Hi,
I haven't posted here in a long time. I send good wishes to everyone here and have been thinking of you.
I have been through a lot in the past 6 months or so. I am seeing a new therapist and am trying to get adjusted to that. There are some good things about it, like the fact I can reach his office on public transit (I don't have a car) and he's been kind about being flexible about his fees. I think in some ways, we are still getting to know one another. It isn't as good of a match as it was with the counselor I used to see, which is hard, but I don't think that is going to happen again. It is hard; I still miss that counselor a good bit. I wish I didn't and was somehow free of feeling that I missed that working relationship. It was such a good personality match. I think that was a one-time thing.
But I digress.
I have had really difficult problems with severe depression and suicidal thoughts/urges in the past six months or so. I've been in the hospital twice this winter, for pretty long visits. We've tried a lot of treatments and medications and nothing has really seemed helpful so far. It's been an awfully hard time. The psychologist I see now has very specific ideas on what is okay and isn't okay in terms of contact when people are having difficulties. Some counselors/therapists are okay if people call or send email when they are having crises, and some think this is a bad idea within the counseling relationship, I guess. The therapist I see now is the sort of therapist who believes in having contact only within a planned appointment. When I have brought up the question of what to do if there is an urgent problem, it seems like he dodges the question, or says to I should take myself to the hospital again. By now, I don't have enough money to go to the hospital again, and I also have come to realize there isn't anything they can do to help....they've done all they could. It would be pointless to go back to the hospital. It seems like there aren't a lot of options when things are going badly. I keep trying and trying to come up with alternative ways to handle it when there are emergencies, and I'm getting stumped about what to do. I want to be respectful of the psychologist's desires for boundaries/contact/etc., and at the same time, at least in my case, this doesn't seem to be a safe way to work. At least right now. I am trying to think of what else to do. I'm not having very good ideas right now.

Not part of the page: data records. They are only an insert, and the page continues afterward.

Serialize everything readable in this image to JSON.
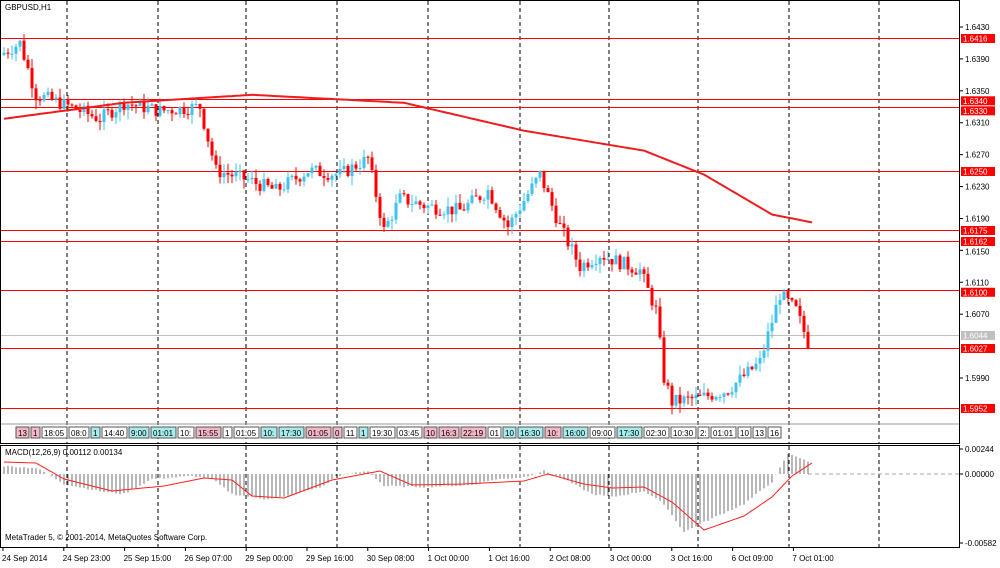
{
  "chart_data": {
    "type": "candlestick",
    "title": "GBPUSD,H1",
    "symbol": "GBPUSD",
    "timeframe": "H1",
    "bars": 202,
    "price_ticks": [
      "1.6430",
      "1.6390",
      "1.6350",
      "1.6310",
      "1.6270",
      "1.6230",
      "1.6190",
      "1.6150",
      "1.6110",
      "1.6070",
      "1.5990"
    ],
    "price_range": [
      1.594,
      1.6465
    ],
    "levels": [
      {
        "label": "1.6416",
        "value": 1.6416
      },
      {
        "label": "1.6340",
        "value": 1.634
      },
      {
        "label": "1.6330",
        "value": 1.633
      },
      {
        "label": "1.6250",
        "value": 1.625
      },
      {
        "label": "1.6175",
        "value": 1.6175
      },
      {
        "label": "1.6162",
        "value": 1.6162
      },
      {
        "label": "1.6100",
        "value": 1.61
      },
      {
        "label": "1.6027",
        "value": 1.6027
      },
      {
        "label": "1.5952",
        "value": 1.5952
      }
    ],
    "bid": {
      "label": "1.6044",
      "value": 1.6044
    },
    "price_path": [
      [
        0,
        1.6395
      ],
      [
        5,
        1.641
      ],
      [
        9,
        1.6345
      ],
      [
        15,
        1.6335
      ],
      [
        25,
        1.6315
      ],
      [
        31,
        1.6335
      ],
      [
        40,
        1.6325
      ],
      [
        50,
        1.633
      ],
      [
        54,
        1.625
      ],
      [
        61,
        1.624
      ],
      [
        69,
        1.6225
      ],
      [
        77,
        1.625
      ],
      [
        85,
        1.6245
      ],
      [
        92,
        1.6265
      ],
      [
        96,
        1.6175
      ],
      [
        100,
        1.6215
      ],
      [
        107,
        1.6205
      ],
      [
        115,
        1.62
      ],
      [
        122,
        1.6225
      ],
      [
        127,
        1.618
      ],
      [
        135,
        1.6245
      ],
      [
        140,
        1.618
      ],
      [
        145,
        1.613
      ],
      [
        150,
        1.6145
      ],
      [
        155,
        1.6135
      ],
      [
        160,
        1.6125
      ],
      [
        164,
        1.6075
      ],
      [
        166,
        1.599
      ],
      [
        168,
        1.596
      ],
      [
        175,
        1.5965
      ],
      [
        182,
        1.5975
      ],
      [
        190,
        1.601
      ],
      [
        195,
        1.6095
      ],
      [
        199,
        1.6075
      ],
      [
        202,
        1.6035
      ]
    ],
    "ma_path": [
      [
        0,
        1.6315
      ],
      [
        30,
        1.6335
      ],
      [
        62,
        1.6345
      ],
      [
        100,
        1.6335
      ],
      [
        130,
        1.63
      ],
      [
        160,
        1.6275
      ],
      [
        175,
        1.6245
      ],
      [
        192,
        1.6195
      ],
      [
        202,
        1.6185
      ]
    ],
    "time_labels": [
      "24 Sep 2014",
      "24 Sep 23:00",
      "25 Sep 15:00",
      "26 Sep 07:00",
      "29 Sep 00:00",
      "29 Sep 16:00",
      "30 Sep 08:00",
      "1 Oct 00:00",
      "1 Oct 16:00",
      "2 Oct 08:00",
      "3 Oct 00:00",
      "3 Oct 16:00",
      "6 Oct 09:00",
      "7 Oct 01:00"
    ],
    "events": [
      {
        "t": "13",
        "c": "pink"
      },
      {
        "t": "1",
        "c": "pink"
      },
      {
        "t": "18:05",
        "c": "white"
      },
      {
        "t": "08:0",
        "c": "white"
      },
      {
        "t": "1",
        "c": "cyan"
      },
      {
        "t": "14:40",
        "c": "white"
      },
      {
        "t": "9:00",
        "c": "cyan"
      },
      {
        "t": "01:01",
        "c": "cyan"
      },
      {
        "t": "10:",
        "c": "white"
      },
      {
        "t": "15:55",
        "c": "pink"
      },
      {
        "t": "1",
        "c": "white"
      },
      {
        "t": "01:05",
        "c": "white"
      },
      {
        "t": "10:",
        "c": "cyan"
      },
      {
        "t": "17:30",
        "c": "cyan"
      },
      {
        "t": "01:05",
        "c": "pink"
      },
      {
        "t": "0",
        "c": "pink"
      },
      {
        "t": "11",
        "c": "white"
      },
      {
        "t": "1",
        "c": "cyan"
      },
      {
        "t": "19:30",
        "c": "white"
      },
      {
        "t": "03:45",
        "c": "white"
      },
      {
        "t": "10",
        "c": "pink"
      },
      {
        "t": "16:3",
        "c": "pink"
      },
      {
        "t": "22:19",
        "c": "pink"
      },
      {
        "t": "01",
        "c": "white"
      },
      {
        "t": "10",
        "c": "cyan"
      },
      {
        "t": "16:30",
        "c": "cyan"
      },
      {
        "t": "10:",
        "c": "pink"
      },
      {
        "t": "16:00",
        "c": "cyan"
      },
      {
        "t": "09:00",
        "c": "white"
      },
      {
        "t": "17:30",
        "c": "cyan"
      },
      {
        "t": "02:30",
        "c": "white"
      },
      {
        "t": "10:30",
        "c": "white"
      },
      {
        "t": "2:",
        "c": "white"
      },
      {
        "t": "01:01",
        "c": "white"
      },
      {
        "t": "10",
        "c": "white"
      },
      {
        "t": "13",
        "c": "white"
      },
      {
        "t": "16",
        "c": "white"
      }
    ],
    "macd": {
      "label": "MACD(12,26,9) 0.00112 0.00134",
      "ticks": [
        "0.00244",
        "0.00000",
        "-0.00582"
      ],
      "hist_path": [
        [
          0,
          80
        ],
        [
          8,
          60
        ],
        [
          11,
          0
        ],
        [
          15,
          -100
        ],
        [
          25,
          -180
        ],
        [
          30,
          -200
        ],
        [
          37,
          -50
        ],
        [
          47,
          -20
        ],
        [
          52,
          -50
        ],
        [
          57,
          -200
        ],
        [
          65,
          -250
        ],
        [
          70,
          -230
        ],
        [
          80,
          -120
        ],
        [
          83,
          -20
        ],
        [
          91,
          30
        ],
        [
          95,
          -120
        ],
        [
          105,
          -130
        ],
        [
          117,
          -110
        ],
        [
          122,
          -60
        ],
        [
          130,
          -30
        ],
        [
          135,
          30
        ],
        [
          140,
          -50
        ],
        [
          147,
          -200
        ],
        [
          152,
          -230
        ],
        [
          160,
          -170
        ],
        [
          165,
          -300
        ],
        [
          170,
          -580
        ],
        [
          175,
          -480
        ],
        [
          185,
          -300
        ],
        [
          192,
          -80
        ],
        [
          196,
          200
        ],
        [
          200,
          150
        ],
        [
          202,
          100
        ]
      ],
      "signal_path": [
        [
          0,
          120
        ],
        [
          8,
          110
        ],
        [
          15,
          -50
        ],
        [
          27,
          -170
        ],
        [
          40,
          -120
        ],
        [
          50,
          -40
        ],
        [
          57,
          -60
        ],
        [
          62,
          -220
        ],
        [
          70,
          -240
        ],
        [
          82,
          -60
        ],
        [
          94,
          30
        ],
        [
          102,
          -110
        ],
        [
          115,
          -100
        ],
        [
          130,
          -70
        ],
        [
          136,
          0
        ],
        [
          145,
          -100
        ],
        [
          152,
          -140
        ],
        [
          160,
          -130
        ],
        [
          167,
          -280
        ],
        [
          175,
          -560
        ],
        [
          185,
          -420
        ],
        [
          192,
          -230
        ],
        [
          197,
          -20
        ],
        [
          202,
          110
        ]
      ]
    },
    "copyright": "MetaTrader 5, © 2001-2014, MetaQuotes Software Corp.",
    "colors": {
      "bull": "#3fc3ee",
      "bear": "#ff0000",
      "level": "#ff0000",
      "ma": "#ee1c1c",
      "hist": "#707070",
      "signal": "#ff2020"
    }
  }
}
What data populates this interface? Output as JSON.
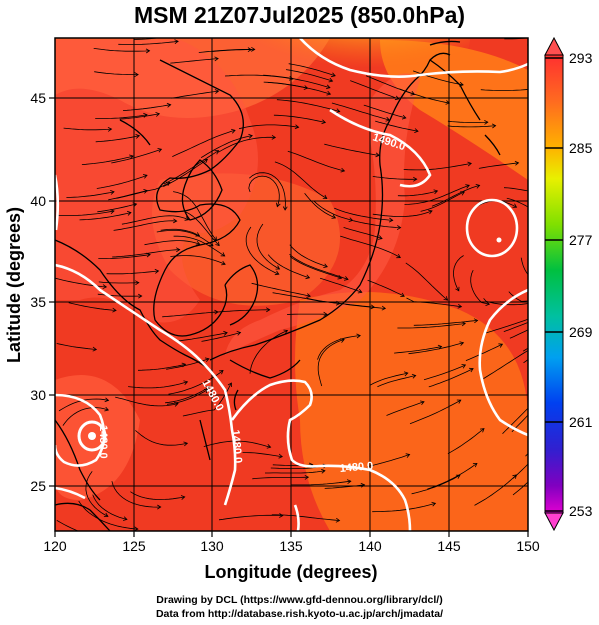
{
  "title": "MSM 21Z07Jul2025 (850.0hPa)",
  "map": {
    "x_axis": {
      "label": "Longitude (degrees)",
      "range": [
        120,
        150
      ],
      "ticks": [
        "120",
        "125",
        "130",
        "135",
        "140",
        "145",
        "150"
      ]
    },
    "y_axis": {
      "label": "Latitude  (degrees)",
      "range": [
        22.4,
        47.6
      ],
      "ticks": [
        "25",
        "30",
        "35",
        "40",
        "45"
      ]
    },
    "grid": true,
    "field": "temperature shading with wind streamlines and geopotential height contours",
    "contour_labels": [
      "1490.0",
      "1480.0",
      "1480.0",
      "1480.0",
      "1480.0"
    ],
    "colors": {
      "warm_base": "#f03a22",
      "warm_light": "#ff6a4a",
      "warm_orange": "#ff7a18",
      "cool_yellow": "#e8f020",
      "cool_green": "#9ad820",
      "contour": "#ffffff",
      "land_outline": "#000000",
      "streamline": "#000000"
    }
  },
  "colorbar": {
    "labels": [
      "293",
      "285",
      "277",
      "269",
      "261",
      "253"
    ],
    "colors_top_to_bottom": [
      "#ff3030",
      "#ff6a20",
      "#ffb000",
      "#e8f000",
      "#80e000",
      "#00c040",
      "#00c0a0",
      "#00a0f0",
      "#0040f0",
      "#3020d0",
      "#8000c0",
      "#e000d0"
    ]
  },
  "credits": {
    "line1": "Drawing by DCL (https://www.gfd-dennou.org/library/dcl/)",
    "line2": "Data from http://database.rish.kyoto-u.ac.jp/arch/jmadata/"
  }
}
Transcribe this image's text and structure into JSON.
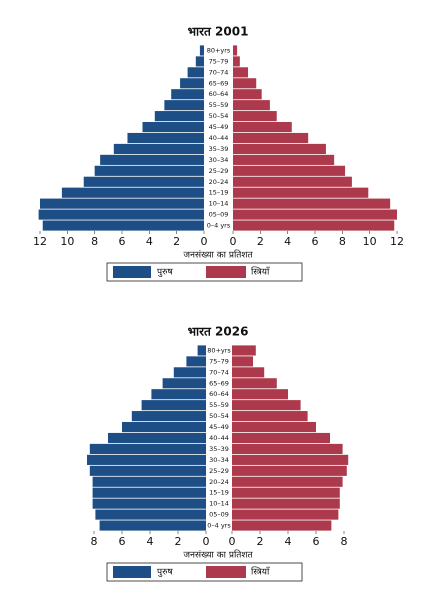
{
  "chart_data": [
    {
      "type": "pyramid",
      "title": "भारत 2001",
      "categories": [
        "80+yrs",
        "75–79",
        "70–74",
        "65–69",
        "60–64",
        "55–59",
        "50–54",
        "45–49",
        "40–44",
        "35–39",
        "30–34",
        "25–29",
        "20–24",
        "15–19",
        "10–14",
        "05–09",
        "0–4 yrs"
      ],
      "series": [
        {
          "name": "पुरुष",
          "color": "#1e4e86",
          "values": [
            0.3,
            0.6,
            1.2,
            1.75,
            2.4,
            2.9,
            3.6,
            4.5,
            5.6,
            6.6,
            7.6,
            8.0,
            8.8,
            10.4,
            12.0,
            12.1,
            11.8
          ]
        },
        {
          "name": "स्त्रियाँ",
          "color": "#ad3a4c",
          "values": [
            0.3,
            0.5,
            1.1,
            1.7,
            2.1,
            2.7,
            3.2,
            4.3,
            5.5,
            6.8,
            7.4,
            8.2,
            8.7,
            9.9,
            11.5,
            12.0,
            11.8
          ]
        }
      ],
      "xlabel": "जनसंख्या का प्रतिशत",
      "xlim": [
        0,
        12
      ],
      "xticks": [
        0,
        2,
        4,
        6,
        8,
        10,
        12
      ]
    },
    {
      "type": "pyramid",
      "title": "भारत 2026",
      "categories": [
        "80+yrs",
        "75–79",
        "70–74",
        "65–69",
        "60–64",
        "55–59",
        "50–54",
        "45–49",
        "40–44",
        "35–39",
        "30–34",
        "25–29",
        "20–24",
        "15–19",
        "10–14",
        "05–09",
        "0–4 yrs"
      ],
      "series": [
        {
          "name": "पुरुष",
          "color": "#1e4e86",
          "values": [
            0.6,
            1.4,
            2.3,
            3.1,
            3.9,
            4.6,
            5.3,
            6.0,
            7.0,
            8.3,
            8.5,
            8.3,
            8.1,
            8.1,
            8.1,
            7.9,
            7.6
          ]
        },
        {
          "name": "स्त्रियाँ",
          "color": "#ad3a4c",
          "values": [
            1.7,
            1.5,
            2.3,
            3.2,
            4.0,
            4.9,
            5.4,
            6.0,
            7.0,
            7.9,
            8.3,
            8.2,
            7.9,
            7.7,
            7.7,
            7.6,
            7.1
          ]
        }
      ],
      "xlabel": "जनसंख्या का प्रतिशत",
      "xlim": [
        0,
        8
      ],
      "xticks": [
        0,
        2,
        4,
        6,
        8
      ]
    }
  ]
}
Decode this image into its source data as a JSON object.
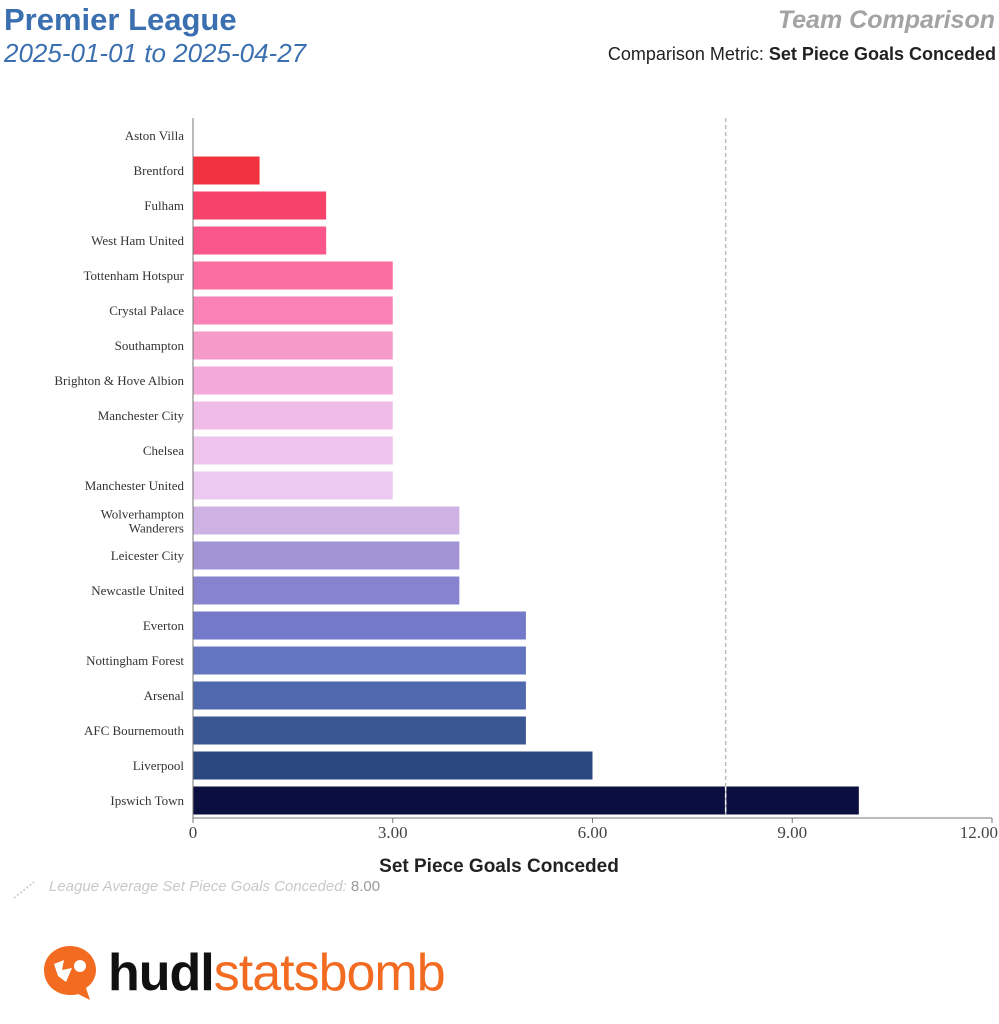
{
  "header": {
    "title": "Premier League",
    "subtitle": "2025-01-01 to 2025-04-27",
    "right_title": "Team Comparison",
    "metric_prefix": "Comparison Metric:",
    "metric_name": "Set Piece Goals Conceded"
  },
  "chart_data": {
    "type": "bar",
    "orientation": "horizontal",
    "categories": [
      "Aston Villa",
      "Brentford",
      "Fulham",
      "West Ham United",
      "Tottenham Hotspur",
      "Crystal Palace",
      "Southampton",
      "Brighton & Hove Albion",
      "Manchester City",
      "Chelsea",
      "Manchester United",
      "Wolverhampton Wanderers",
      "Leicester City",
      "Newcastle United",
      "Everton",
      "Nottingham Forest",
      "Arsenal",
      "AFC Bournemouth",
      "Liverpool",
      "Ipswich Town"
    ],
    "values": [
      0,
      1,
      2,
      2,
      3,
      3,
      3,
      3,
      3,
      3,
      3,
      4,
      4,
      4,
      5,
      5,
      5,
      5,
      6,
      10
    ],
    "colors": [
      "#f3323f",
      "#f3323f",
      "#f7426a",
      "#f9578a",
      "#fb6ea2",
      "#fa81b5",
      "#f59ac9",
      "#f3a9da",
      "#f1bbe7",
      "#eec4ec",
      "#ecc9f0",
      "#cfb2e4",
      "#a293d5",
      "#8783cf",
      "#7479c9",
      "#6475bf",
      "#5068ad",
      "#3a5693",
      "#2a4780",
      "#0b0f3f"
    ],
    "xlabel": "Set Piece Goals Conceded",
    "xlim": [
      0,
      12
    ],
    "xticks": [
      0,
      3,
      6,
      9,
      12
    ],
    "xtick_labels": [
      "0",
      "3.00",
      "6.00",
      "9.00",
      "12.00"
    ],
    "reference_line": {
      "value": 8,
      "label": "League Average Set Piece Goals Conceded:",
      "value_label": "8.00"
    }
  },
  "logo": {
    "part1": "hudl",
    "part2": "statsbomb"
  },
  "colors": {
    "title": "#3a6fb0",
    "accent": "#f26b21"
  }
}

I'm wondering if other people have run into these sorts of issues, and how they worked them out.
I sure wish that other things had worked, like the various antidepressant medications over the past 15 years or so, and other treatments I tried when I was in the hospital. Maybe it wouldn't be like this now. I really don't know what to do to make the situation better. I feel stumped about this.
Sorry if this is wrong to post here or something. Maybe someone else has ideas for how they have dealt with a similar situation, if they've been in one. Thanks for listening.